Französische Schüler schreiben Märchen … – ein Interview mit Cornelia Briend

Märchen

Märchen? Bei mir auf dem Blog? Ja, denn heute gibt es ein Interview einer gang anderen Art. Meine Interviewpartnerin ist Cornelia Briend, eine Deutsche, die seit langer Zeit in Frankreich lebt und dort unter anderem in der Abibac-Sektion Deutsch unterrichtet. Sie hat mit Schülern aus ihren 10. Klassen eine Anthologie moderner Märchen herausgebracht und als E-Book bei Amazon veröffentlicht. Genauere Informationen gibt es im Interview. Außerdem gibt Cornelia Tipps, wenn ein Schüler sich nicht zwischen Latein und Französisch entscheiden kann. Auch Tipps zu grundsätzlichen Sprachlern-Strategien fehlen nicht.

Noch ein Hinweis: Cornelia hat außer ihrer Anthologien auch einen historischen Roman veröffentlicht.
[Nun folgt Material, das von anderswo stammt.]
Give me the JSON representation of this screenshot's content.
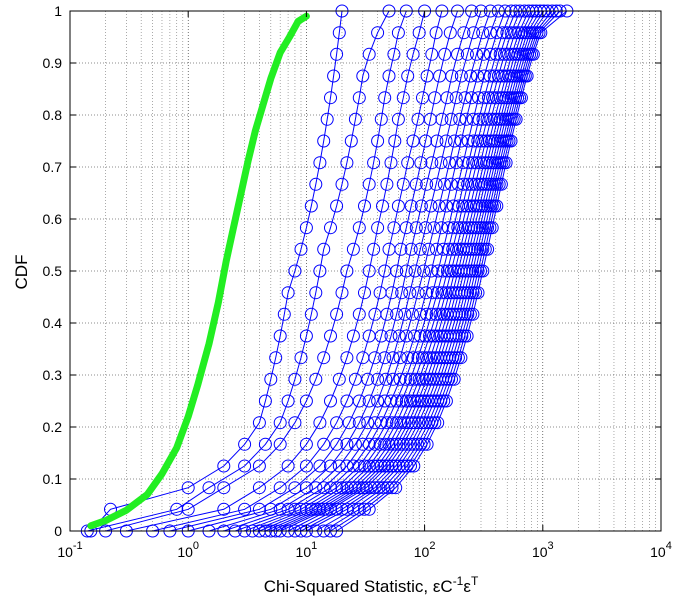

Er ist erschienen im Droemer-Knaur-Verlag, heißt „Brombeerblut“ und spielt im Jahr 982 in Irland. Die ISBN ist 978-3-426-21528-9   Wenn du also gerne historische Romane liest, solltest du dir diesen Roman unbedingt einmal auf deine Leseliste setzen!

Jetzt aber Vorhang auf für Cornelia und das Interview!

1) Wer bist du? Erzähle mir ein bisschen über dich.

Mein Name ist Cornelia Briend, ich bin in Greifswald (heute Mecklenburg-Vorpommern) geboren und aufgewachsen und habe an der Ernst-Moritz-Arndt-Universität Romanistik, Slawistik und Erziehungswissenschaften studiert. Das dritte Studienjahr habe ich in der damaligen Sowjetunion, in Rostow-am-Don, verbracht.

Seit nunmehr 26 Jahren lebe ich in Frankreich. Ich habe an verschiedenen Hochschulen und bei der Industrie- und Handelskammer als Deutschlehrerin gearbeitet. Seit 1995 unterrichte ich am Collège und am Lycée – das entspricht in Deutschland der Sekundarstufe I und II.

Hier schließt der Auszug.